Gobierto Data / Examples
Filters for resources with custom fields
The resources with custom fields defined accepts a filter parameter in the index action. This is applicable both to api/v1/data/datasets
and gobierto_investments/api/v1/projects
.
The structure of a filter parameter is:
filter[CUSTOM_FIELD_UID][ [OPERATOR] ]=VALUE[ ,VALUE ... ][ &filter[CUSTOM_FIELD_UID][ [OPERATOR] ]=VALUE[ & ... ] ]
- When no operator is included the
eq
operator is assumed. - Depending on the type of custom field the value must be:
- For custom fields of type vocabulary the value is expected to be a term id
- For custom fields of type date the value must have
YYYY-MM-DD
format
- The available operators are:
eq
: Custom field value must equal the value.in
: The values section can be a list of values separated by commas. The custom field value must be in the values listgt
: Custom field value must be greater than the value.gteq
: Custom field value must be greater or equal the value.lteq
: Custom field value must be less or equal the value.lt
: Custom field value must be less than the value.like
: Custom field value is searched using the ilike SQL condition (case insensitive).
Filter Examples
- Datasets with category (vocabulary type) associated to term with id 1 and cost of 750000:
GET /api/v1/data/datasets?filter[category]=1&filter[cost]=750000
- Datasets with category associated to term with id 1:
GET /api/v1/data/datasets?filter[category][eq]=1
- Datasets with start date between 2019/01/01 (included) and 2020/01/01 (not included):
GET /api/v1/data/datasets?filter[start-date][gteq]=2019-01-01&filter[start-date][lt]=2020-01-01
- Datasets with cost of 100000 and 250000
GET /api/v1/data/datasets?filter[cost][in]=100000,250000
- Datasets with description including the term culture:
GET /api/v1/data/datasets?filter[description][like]=%culture%
Create datasets
There are three ways to create/update a datasets loading data from a CSV, depending on how the CSV is obtained:
- The CSV can be available remotely with a URL
- The CSV can be available in a filesystem the API has access to
- The CSV is in the client side and must be uploaded with the API request
The two first cases use an application/json
body as many of the other API requests.
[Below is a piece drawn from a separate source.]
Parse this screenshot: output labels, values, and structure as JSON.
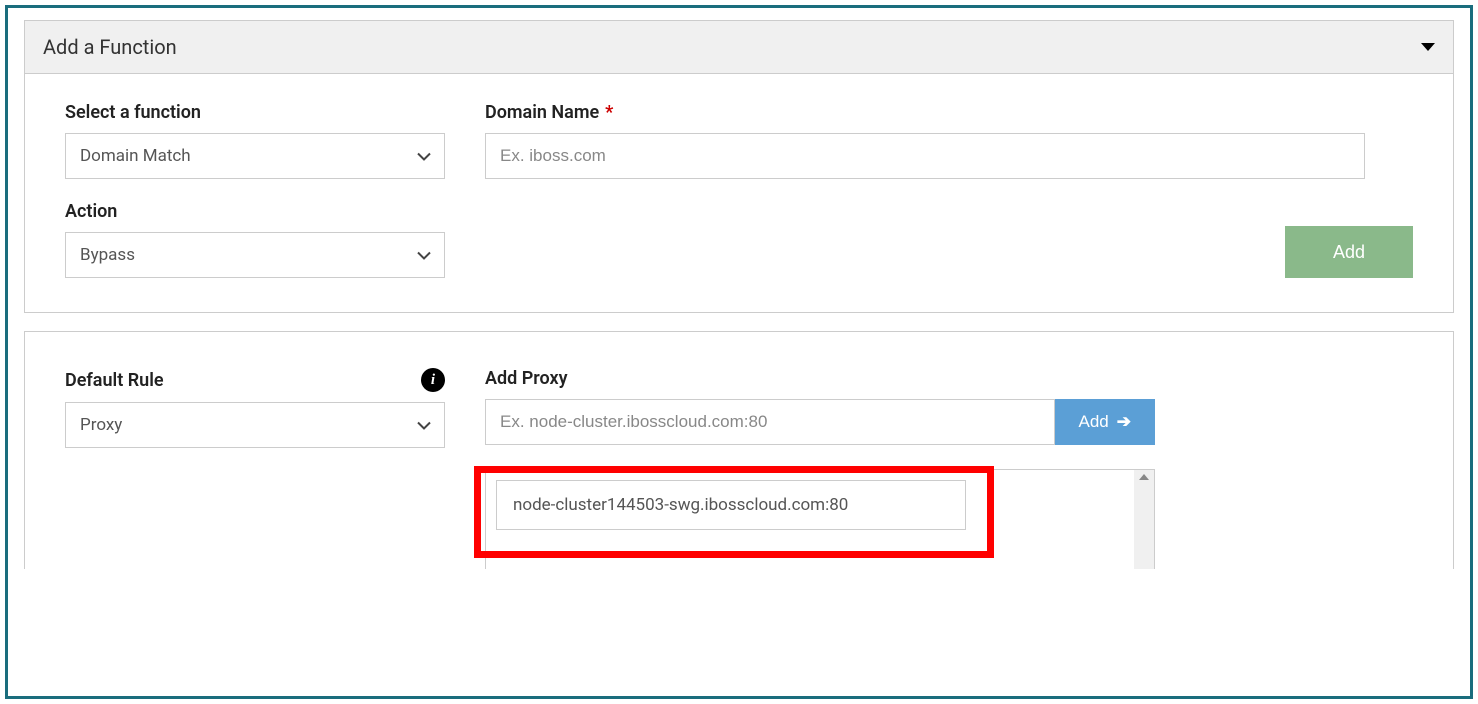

The schema of the JSON to create a dataset is:
{
"data": {
"type": "gobierto_data-dataset_forms",
"attributes": {
"name": ···,
"table_name": ···,
"slug": ···,
"data_path": ···,
"local_data": ···,
"csv_separator": ···,
"schema": ···
}
}
}
The attributes are described in this guide
Examples:
Suppose the admin has XXXXXXXXXX
token
From URL
For example, we want to create a dataset loading data from https://gishubdata.nd.gov/sites/default/files/NDHUB.Roads_MileMarkers_1.csv. This csv has comma as separator by default, so we don't need to provide a csv_separator option (the default is ",")
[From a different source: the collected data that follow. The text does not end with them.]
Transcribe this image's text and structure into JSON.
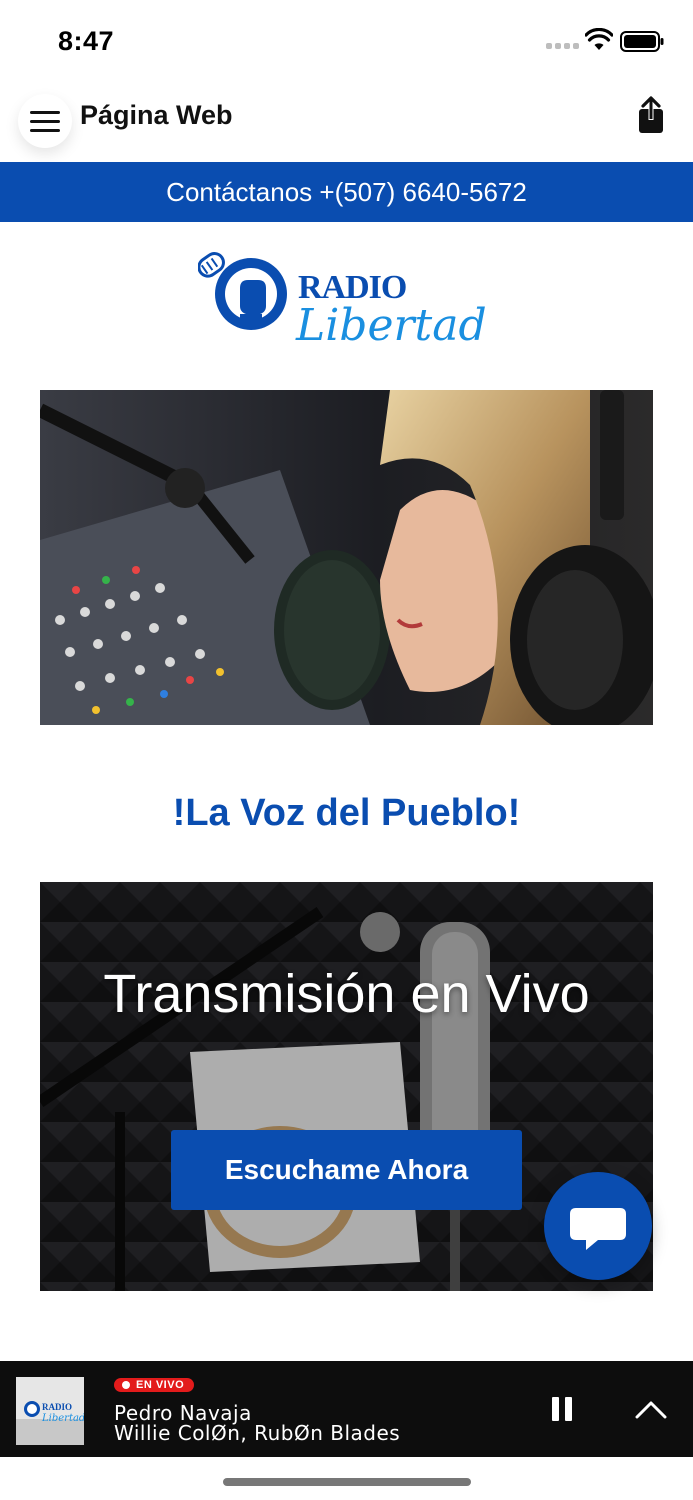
{
  "status_bar": {
    "time": "8:47"
  },
  "header": {
    "title": "Página Web"
  },
  "contact": {
    "text": "Contáctanos +(507) 6640-5672"
  },
  "logo": {
    "word1": "RADIO",
    "word2": "Libertad"
  },
  "slogan": "!La Voz del Pueblo!",
  "live_card": {
    "title": "Transmisión en Vivo",
    "button_label": "Escuchame Ahora"
  },
  "player": {
    "badge": "EN VIVO",
    "title": "Pedro Navaja",
    "artist": "Willie ColØn, RubØn Blades",
    "art_word1": "RADIO",
    "art_word2": "Libertad"
  },
  "colors": {
    "brand_blue": "#0a4db0",
    "live_red": "#e31b1b",
    "player_bg": "#0d0d0d"
  },
  "icons": [
    "menu-icon",
    "share-icon",
    "chat-icon",
    "pause-icon",
    "chevron-up-icon",
    "wifi-icon",
    "battery-icon",
    "signal-icon"
  ]
}
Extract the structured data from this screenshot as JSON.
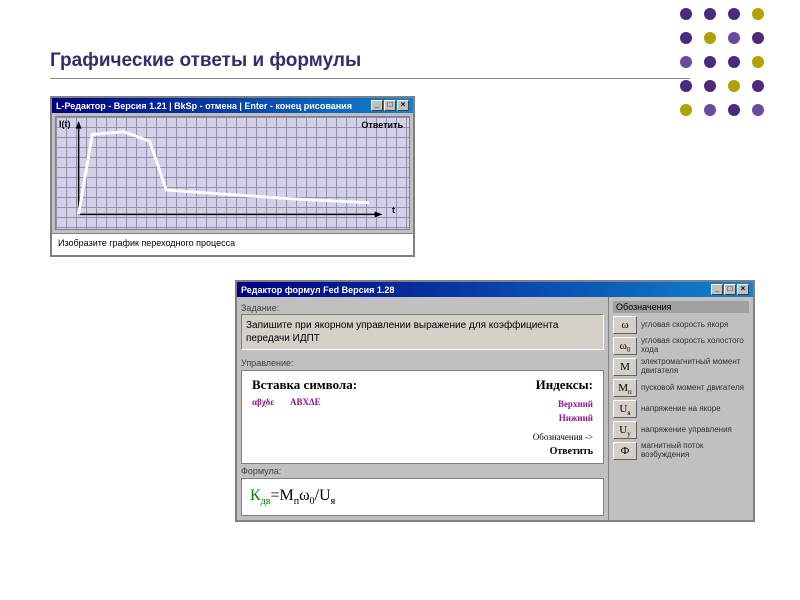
{
  "title": "Графические ответы и формулы",
  "deco_colors": [
    "#4a2a7a",
    "#4a2a7a",
    "#4a2a7a",
    "#b0a000",
    "#4a2a7a",
    "#b0a000",
    "#6a4a9a",
    "#4a2a7a",
    "#6a4a9a",
    "#4a2a7a",
    "#4a2a7a",
    "#b0a000",
    "#4a2a7a",
    "#4a2a7a",
    "#b0a000",
    "#4a2a7a",
    "#b0a000",
    "#6a4a9a",
    "#4a2a7a",
    "#6a4a9a"
  ],
  "win1": {
    "title": "L-Редактор - Версия 1.21 | BkSp - отмена | Enter - конец рисования",
    "y_axis": "I(t)",
    "x_axis": "t",
    "answer_btn": "Ответить",
    "instruction": "Изобразите график переходного процесса"
  },
  "win2": {
    "title": "Редактор формул Fed   Версия 1.28",
    "task_label": "Задание:",
    "task_text": "Запишите при якорном управлении выражение для коэффициента передачи ИДПТ",
    "controls_label": "Управление:",
    "insert_symbol_title": "Вставка символа:",
    "greek1": "αβχδε",
    "greek2": "ΑΒΧΔΕ",
    "indexes_title": "Индексы:",
    "index_top": "Верхний",
    "index_bottom": "Нижний",
    "oboz": "Обозначения ->",
    "answer_btn": "Ответить",
    "formula_label": "Формула:",
    "formula_display": "Кдв=Мпω0/Uя",
    "side_head": "Обозначения",
    "side": [
      {
        "sym": "ω",
        "desc": "угловая скорость якоря"
      },
      {
        "sym": "ω0",
        "sub": "0",
        "base": "ω",
        "desc": "угловая скорость холостого хода"
      },
      {
        "sym": "М",
        "desc": "электромагнитный момент двигателя"
      },
      {
        "sym": "Мп",
        "sub": "п",
        "base": "М",
        "desc": "пусковой момент двигателя"
      },
      {
        "sym": "Uя",
        "sub": "я",
        "base": "U",
        "desc": "напряжение на якоре"
      },
      {
        "sym": "Uу",
        "sub": "у",
        "base": "U",
        "desc": "напряжение управления"
      },
      {
        "sym": "Ф",
        "desc": "магнитный поток возбуждения"
      }
    ]
  },
  "chart_data": {
    "type": "line",
    "title": "",
    "xlabel": "t",
    "ylabel": "I(t)",
    "x": [
      0,
      0.5,
      1.5,
      2.5,
      3.0,
      7.5,
      10
    ],
    "y": [
      0,
      8.2,
      8.5,
      7.5,
      2.5,
      1.6,
      1.3
    ],
    "xlim": [
      0,
      10
    ],
    "ylim": [
      0,
      10
    ]
  }
}
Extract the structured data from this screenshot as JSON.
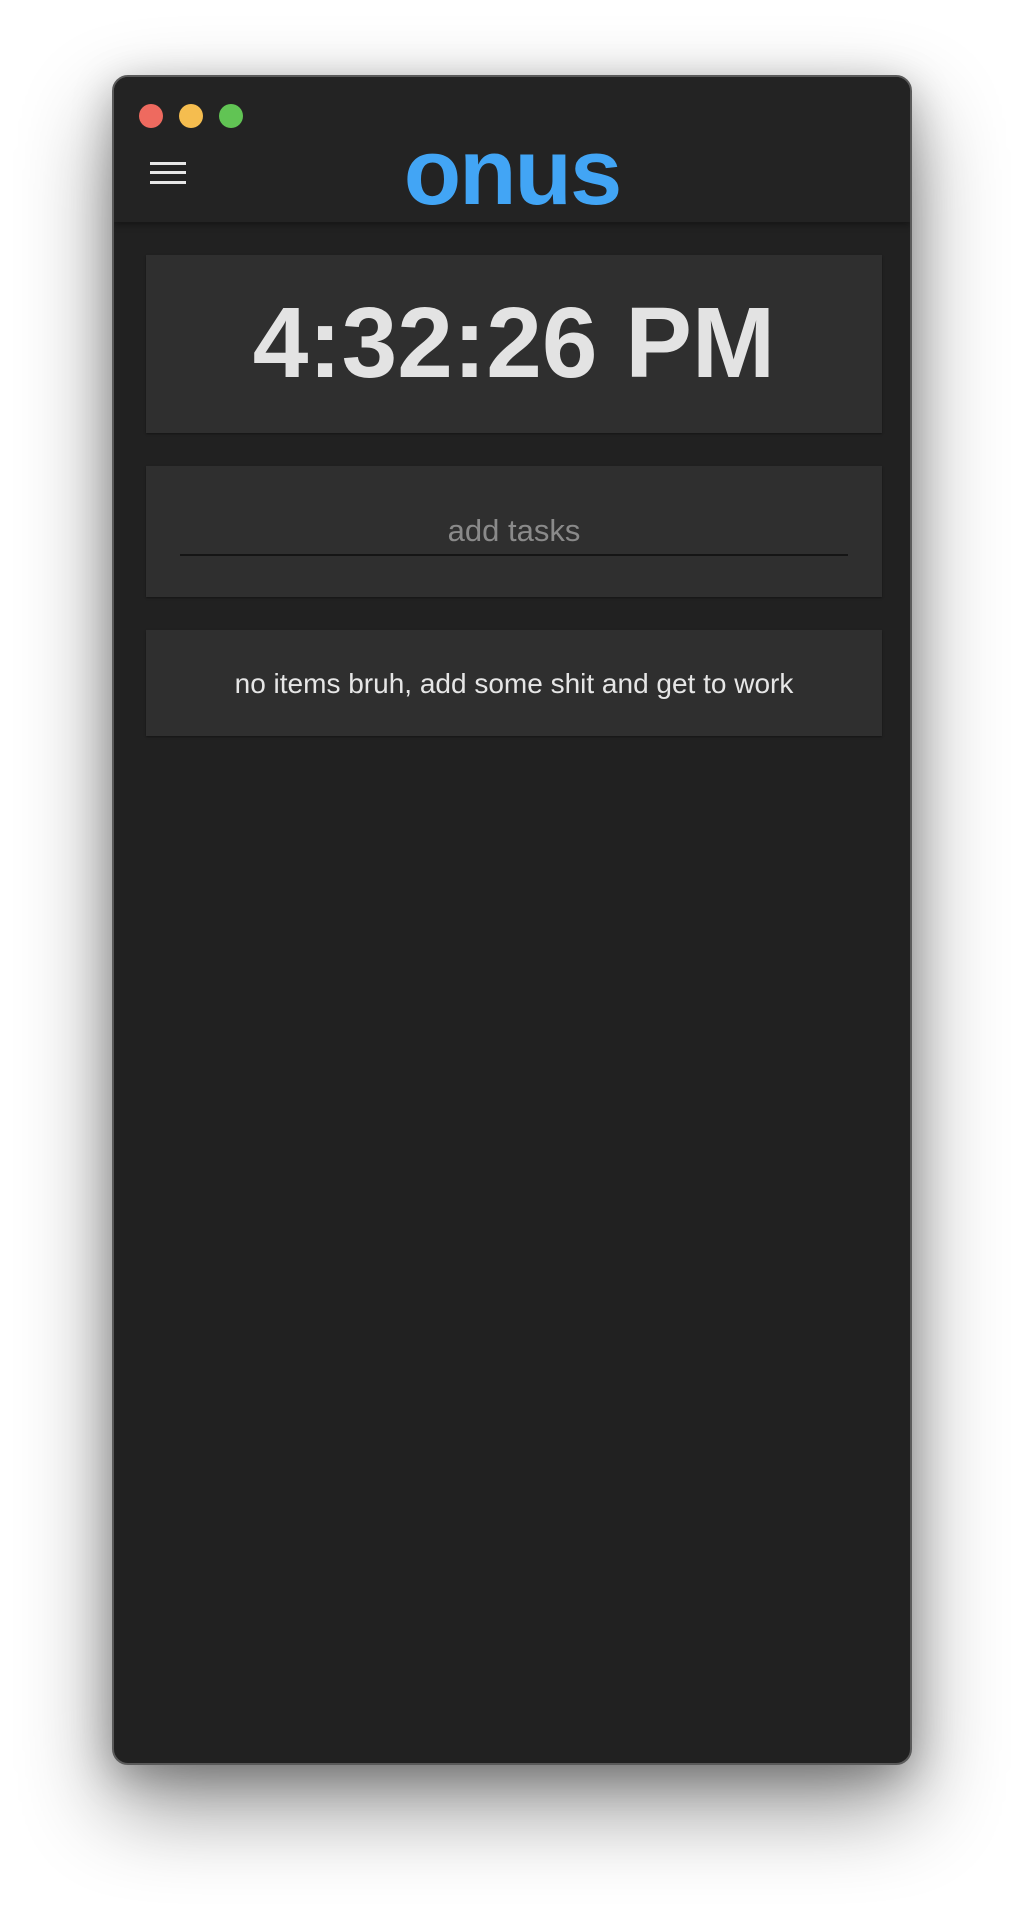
{
  "window": {
    "controls": {
      "close": {
        "icon": "close-dot",
        "color": "#ee6a5f"
      },
      "minimize": {
        "icon": "minimize-dot",
        "color": "#f5bd4f"
      },
      "maximize": {
        "icon": "maximize-dot",
        "color": "#61c454"
      }
    }
  },
  "header": {
    "menu_icon": "hamburger-menu-icon",
    "brand": "onus",
    "brand_color": "#42a5f5"
  },
  "clock": {
    "time": "4:32:26 PM"
  },
  "task_input": {
    "placeholder": "add tasks",
    "value": ""
  },
  "tasks": {
    "items": [],
    "empty_message": "no items bruh, add some shit and get to work"
  }
}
curl --location --request POST 'https://···/api/v1/data/datasets' \
--header 'Content-Type: application/json' \
--header 'Authorization: Bearer XXXXXXXXXX' \
--data-raw '{
"data": {
"type": "gobierto_data-dataset_forms",
"attributes": {
"name": "Example 1",
"table_name": "example_1_records",
"data_path": "https://gishubdata.nd.gov/sites/default/files/NDHUB.Roads_MileMarkers_1.csv",
"local_data": false
}
}
}'
From URL, using schema, csv_separator and defining a slug
The previous request doesn't use schema
or csv_separator
options. Once inspected the content of the CSV we have a guess of the data types and we decide to include a schema for the columns with types other than text:
curl --location --request POST 'https://···/api/v1/data/datasets' \
--header 'Content-Type: application/json' \
--header 'Authorization: Bearer XXXXXXXXXX' \
--data-raw '{
"data": {
"type": "gobierto_data-dataset_forms",
"attributes": {
"name": "Example 2",
"table_name": "example_2_records",
"slug": "example-2-slug",
"data_path": "https://gishubdata.nd.gov/sites/default/files/NDHUB.Roads_MileMarkers_1.csv",
"local_data": false,
"csv_separator": ",",
"schema": {
"objectid": {
"original_name": "OBJECTID",
"type": "integer"
},
"hwy": {
"original_name": "HWY",
"type": "integer"
},
"created_date": {
"original_name": "CREATED_DATE",
"type": "date",
"optional_params": {
"date_format": "YYYYMMDDHH24MISS"
}
},
"last_edited_date": {
"original_name": "LAST_EDITED_DATE",
"type": "date",
"optional_params": {
"date_format": "YYYYMMDDHH24MISS"
}
},
"route_id_rims": {
"original_name": "ROUTE_ID_RIMS",
"type": "integer"
},
"fromdate": {
"original_name": "FROMDATE",
"type": "date",
"optional_params": {
"date_format": "YYYYMMDD"
}
},
"todate": {
"original_name": "TODATE",
"type": "date",
"optional_params": {
"date_format": "YYYYMMDD"
}
},
"measure": {
"original_name": "MEASURE",
"type": "numeric"
}
}
}
}
}'
From a local file
Suppose that the API is installed in a server which has a csv in its filesystem at path /home/ubuntu/2008_10k.csv
. We can load the csv into a new dataset changing the attribute local_data
to true
:
curl --location --request POST 'https://···/api/v1/data/datasets' \
--header 'Content-Type: application/json' \
--header 'Authorization: Bearer XXXXXXXXXX' \
--data-raw '{
"data": {
"type": "gobierto_data-dataset_forms",
"attributes": {
"name": "Example 3",
"table_name": "example_3_records",
"data_path": "/home/ubuntu/2008_10k.csv",
"local_data": true
}
}
}'
Update datasets
From a local file, replacing all content
If we want to load new data and regenerate the table this is the default behaviour of the update action. The endpoint is the same as used for show. If our dataset has example-3
slug:
curl --location --request PUT 'https://···/api/v1/data/datasets/example-3' \
--header 'Content-Type: application/json' \
--header 'Authorization: Bearer XXXXXXXXXX' \
--data-raw '{
"data": {
"type": "gobierto_data-dataset_forms",
"attributes": {
"data_path": "/home/ubuntu/2008_10k.csv",
"local_data": true
}
}
}'
From a local file, appending content
Appends all content from the file to the table.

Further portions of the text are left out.